We’re Dreaming of a Phishing-Free Christmas: Get Savvy for the Holidays!

by Kelly McNeil on December 18, 2019 in

The holiday season is here! Time for last-minute online present shopping, an increasing number of holiday-related emails in your inbox, and hackers trying to take advantage of it all. Although the year has already been full of malware attacks, Christmas time is when spammers take full advantage of your busy schedule to bombard you with malicious emails in hopes of getting you on their hook.

Ever gotten a piece of spam email that has your full name, accurate details about an online account, and looks almost exactly like a “real” email you’ve gotten from a service provider before? Congratulations, you’ve gotten spear phished! It’s our Hot Holiday Trend of 2019, but not in a good way.

Not sure what “spear phishing” means? Still think it’s only something you do when you’re on vacation in the Bahamas? Keep reading to learn more about this increasingly common (and dangerous!) form of spam, and why you might be seeing more of it in your inbox soon.

Phishing? Spear phishing? What are they, and what’s the difference?

Phishing and spear phishing are similar- they’re both online attacks that aim to acquire confidential information that can be used maliciously (like your bank credentials, social security number, passwords, etc.). Phishing is a broader term for attacks that are not personalized and are usually sent to a large number of people at the same time. Often, this looks like some sort of official and trustworthy communication (like an email from Amazon, or a text from your credit card company). The phishers are trusting that, by widely casting their net, they have a greater chance of catching a victim.

Spear phishing attacks target an individual victim, and the messages they contain are modified to specifically address that victim, claiming they come from an entity the victim the is familiar with and containing personal information (like a full name or geographic location). They often include urgent calls to action to stop their victim from examining the message too closely.

Because of the personal level of spear phishing attempts, it is more difficult for the average user to identify spear phishing attacks. Spam email isn’t just easily identifiable junk anymore, it has evolved to fool you. This is why the amount of spear phishing is increasing- because it works!

How does spear phishing work?

Spear phishing attackers target people who put personal information on the internet without proper security precautions (like making your pages private). From looking at an online profile, they might be able to find a victim’s email address, friends/followers list, geographic location, and any posts about services the victim uses or products they have. With this information, a spear phisher could then construct a convincing email as a friend or familiar entity and send a fraudulent message to their target.

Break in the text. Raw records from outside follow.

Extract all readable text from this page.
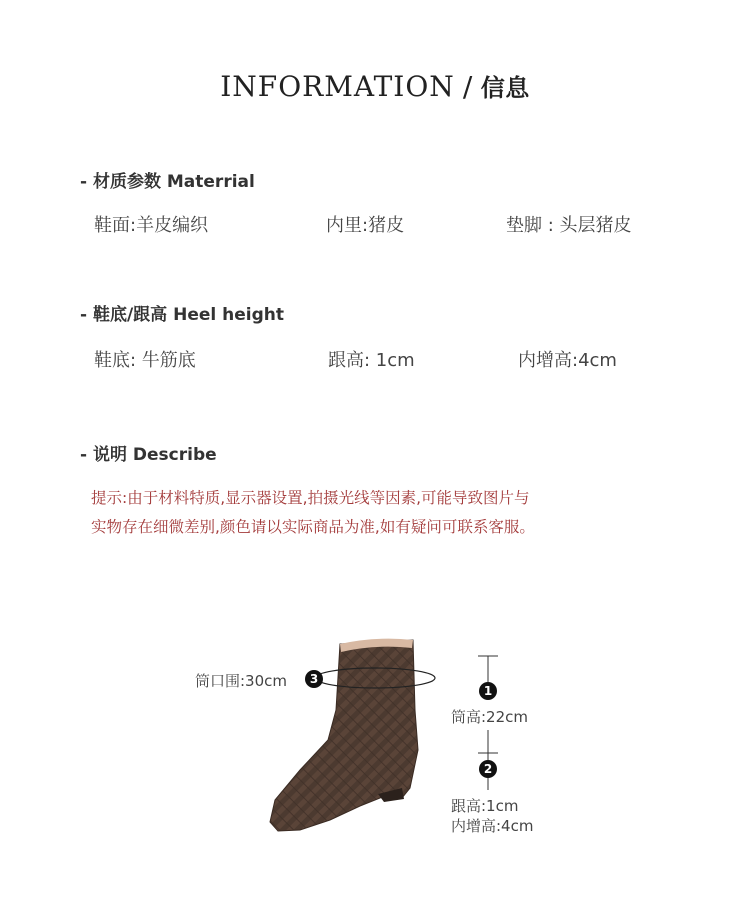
INFORMATION / 信息
- 材质参数 Materrial
鞋面:羊皮编织	内里:猪皮	垫脚 : 头层猪皮
- 鞋底/跟高 Heel height
鞋底: 牛筋底	跟高: 1cm	内增高:4cm
- 说明 Describe
提示:由于材料特质,显示器设置,拍摄光线等因素,可能导致图片与
实物存在细微差别,颜色请以实际商品为准,如有疑问可联系客服。
筒口围:30cm	3
1
筒高:22cm
2
跟高:1cm
内增高:4cm
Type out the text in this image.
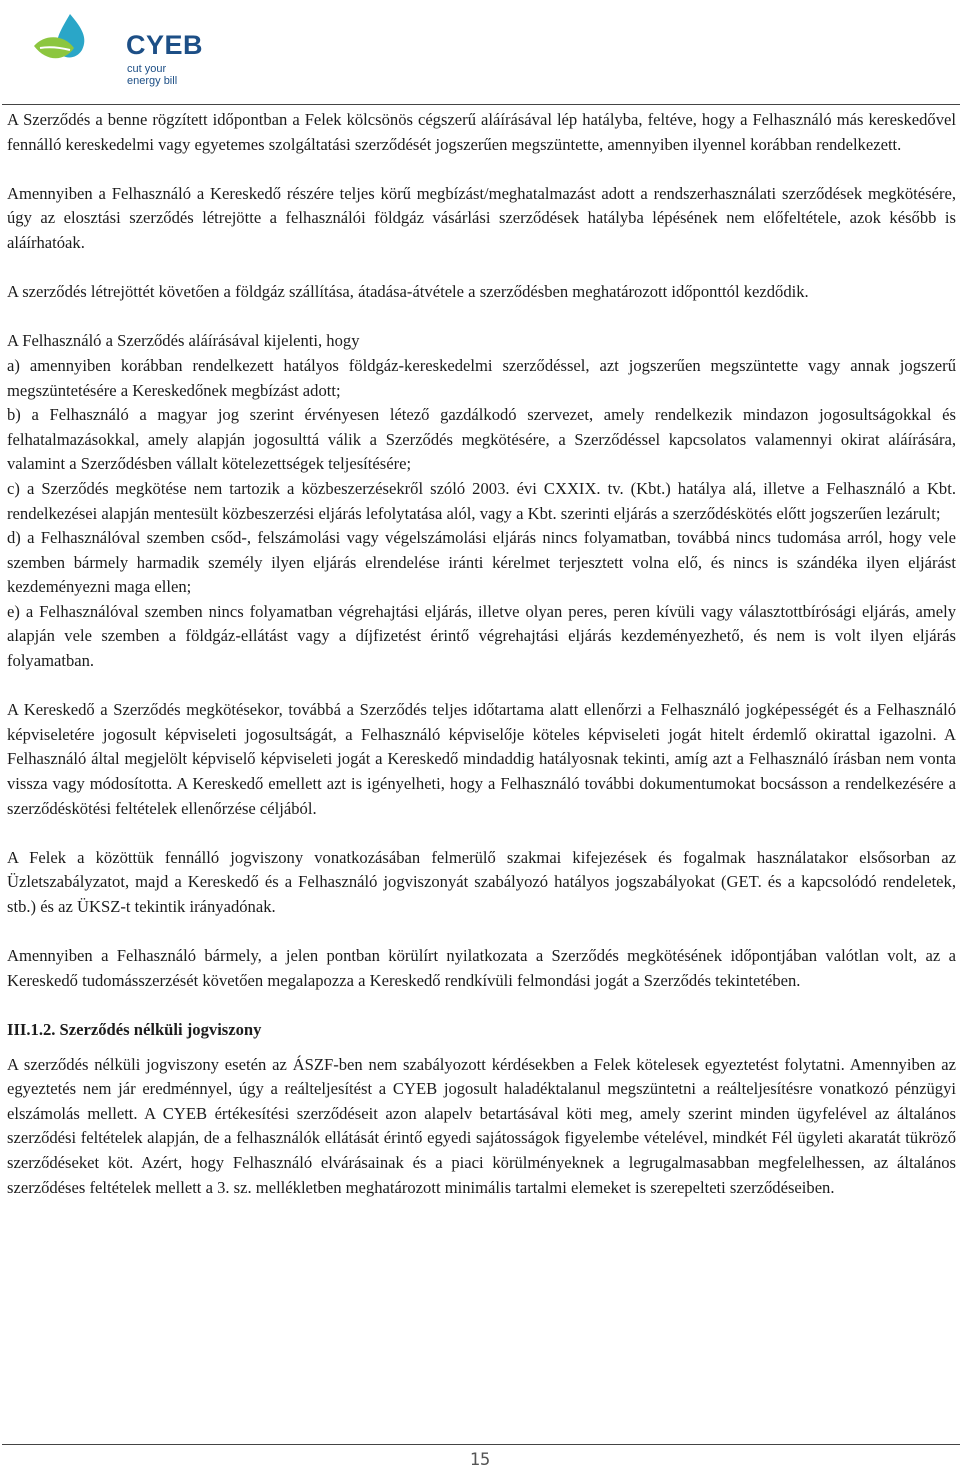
CYEB
cut your energy bill

A Szerződés a benne rögzített időpontban a Felek kölcsönös cégszerű aláírásával lép hatályba, feltéve, hogy a Felhasználó más kereskedővel fennálló kereskedelmi vagy egyetemes szolgáltatási szerződését jogszerűen megszüntette, amennyiben ilyennel korábban rendelkezett.

Amennyiben a Felhasználó a Kereskedő részére teljes körű megbízást/meghatalmazást adott a rendszerhasználati szerződések megkötésére, úgy az elosztási szerződés létrejötte a felhasználói földgáz vásárlási szerződések hatályba lépésének nem előfeltétele, azok később is aláírhatóak.

A szerződés létrejöttét követően a földgáz szállítása, átadása-átvétele a szerződésben meghatározott időponttól kezdődik.

A Felhasználó a Szerződés aláírásával kijelenti, hogy

a) amennyiben korábban rendelkezett hatályos földgáz-kereskedelmi szerződéssel, azt jogszerűen megszüntette vagy annak jogszerű megszüntetésére a Kereskedőnek megbízást adott;

b) a Felhasználó a magyar jog szerint érvényesen létező gazdálkodó szervezet, amely rendelkezik mindazon jogosultságokkal és felhatalmazásokkal, amely alapján jogosulttá válik a Szerződés megkötésére, a Szerződéssel kapcsolatos valamennyi okirat aláírására, valamint a Szerződésben vállalt kötelezettségek teljesítésére;

c) a Szerződés megkötése nem tartozik a közbeszerzésekről szóló 2003. évi CXXIX. tv. (Kbt.) hatálya alá, illetve a Felhasználó a Kbt. rendelkezései alapján mentesült közbeszerzési eljárás lefolytatása alól, vagy a Kbt. szerinti eljárás a szerződéskötés előtt jogszerűen lezárult;

d) a Felhasználóval szemben csőd-, felszámolási vagy végelszámolási eljárás nincs folyamatban, továbbá nincs tudomása arról, hogy vele szemben bármely harmadik személy ilyen eljárás elrendelése iránti kérelmet terjesztett volna elő, és nincs is szándéka ilyen eljárást kezdeményezni maga ellen;

e) a Felhasználóval szemben nincs folyamatban végrehajtási eljárás, illetve olyan peres, peren kívüli vagy választottbírósági eljárás, amely alapján vele szemben a földgáz-ellátást vagy a díjfizetést érintő végrehajtási eljárás kezdeményezhető, és nem is volt ilyen eljárás folyamatban.

A Kereskedő a Szerződés megkötésekor, továbbá a Szerződés teljes időtartama alatt ellenőrzi a Felhasználó jogképességét és a Felhasználó képviseletére jogosult képviseleti jogosultságát, a Felhasználó képviselője köteles képviseleti jogát hitelt érdemlő okirattal igazolni. A Felhasználó által megjelölt képviselő képviseleti jogát a Kereskedő mindaddig hatályosnak tekinti, amíg azt a Felhasználó írásban nem vonta vissza vagy módosította. A Kereskedő emellett azt is igényelheti, hogy a Felhasználó további dokumentumokat bocsásson a rendelkezésére a szerződéskötési feltételek ellenőrzése céljából.

A Felek a közöttük fennálló jogviszony vonatkozásában felmerülő szakmai kifejezések és fogalmak használatakor elsősorban az Üzletszabályzatot, majd a Kereskedő és a Felhasználó jogviszonyát szabályozó hatályos jogszabályokat (GET. és a kapcsolódó rendeletek, stb.) és az ÜKSZ-t tekintik irányadónak.

Amennyiben a Felhasználó bármely, a jelen pontban körülírt nyilatkozata a Szerződés megkötésének időpontjában valótlan volt, az a Kereskedő tudomásszerzését követően megalapozza a Kereskedő rendkívüli felmondási jogát a Szerződés tekintetében.

III.1.2. Szerződés nélküli jogviszony

A szerződés nélküli jogviszony esetén az ÁSZF-ben nem szabályozott kérdésekben a Felek kötelesek egyeztetést folytatni. Amennyiben az egyeztetés nem jár eredménnyel, úgy a reálteljesítést a CYEB jogosult haladéktalanul megszüntetni a reálteljesítésre vonatkozó pénzügyi elszámolás mellett. A CYEB értékesítési szerződéseit azon alapelv betartásával köti meg, amely szerint minden ügyfelével az általános szerződési feltételek alapján, de a felhasználók ellátását érintő egyedi sajátosságok figyelembe vételével, mindkét Fél ügyleti akaratát tükröző szerződéseket köt. Azért, hogy Felhasználó elvárásainak és a piaci körülményeknek a legrugalmasabban megfelelhessen, az általános szerződéses feltételek mellett a 3. sz. mellékletben meghatározott minimális tartalmi elemeket is szerepelteti szerződéseiben.

15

The target is asked to open an attachment (often containing malware) or click on a link that takes them to a fake website where they are asked to enter passwords, account numbers, credit card information, and other sensitive data. The spear phishers can then use that information to access their victim’s various online accounts and wreak havoc.

How can I protect myself?

  1. Have secure passwords

Reusing passwords across multiple accounts means that if a hacker has access to one of your passwords, they have access to all the accounts you use that password for. Every password you have should be different and should include basic security features like numbers, special characters, and a mix of uppercase and lowercase letters to make your passwords more difficult to guess. Not sure how to create a secure password? You can check out TechBldrs’ Hack-Proof Password Formula on our blog (techbldrs.com/blog/passwords)!

  1. Hover over links before clicking

It’s possible for a link to say it leads to one site when in reality it leads to another. Many spear phishing attackers will try to complicate link destinations by using text that looks like another (trusted) URL. Hover your mouse over a link before clicking on it to see where that link is really taking you, and if it’s a site you truly want to visit.

  1. Adjust your privacy settings

Take a look at your online profiles and assess how much personal information you’re sharing, what your privacy settings are, and what sort of data attackers could glean from one quick look at your account. If there is anything you don’t want a potential spammer to see, do not post it, or, at the minimum, make sure that your security and privacy setting limit what others can see.

  1. Use common sense

Companies will not send you an email asking you to give them your username, password, and other important account information unprompted. Likewise, if you get an email from a friend or acquaintance asking for personal information or money, be cautious. Check with that friend on the phone or in person about the validity of the email- they may have been hacked and not even know!

Still worried you won’t be able to recognize a phishing or spear phishing attempt? If you don’t get a lot of spam or aren’t familiar with the tactics spammers use, you’re the perfect target, since you’re more likely to fall for their tricks. You can learn more and test your knowledge at phishingquiz.withgoogle.com, a phishing resource put together by Google.

Now, more than ever, people are more vulnerable to spear phishing. Protect yourself this holiday season by keeping our tips in mind. Spear phishers are making their list and checking it twice, and you don’t want to be on it!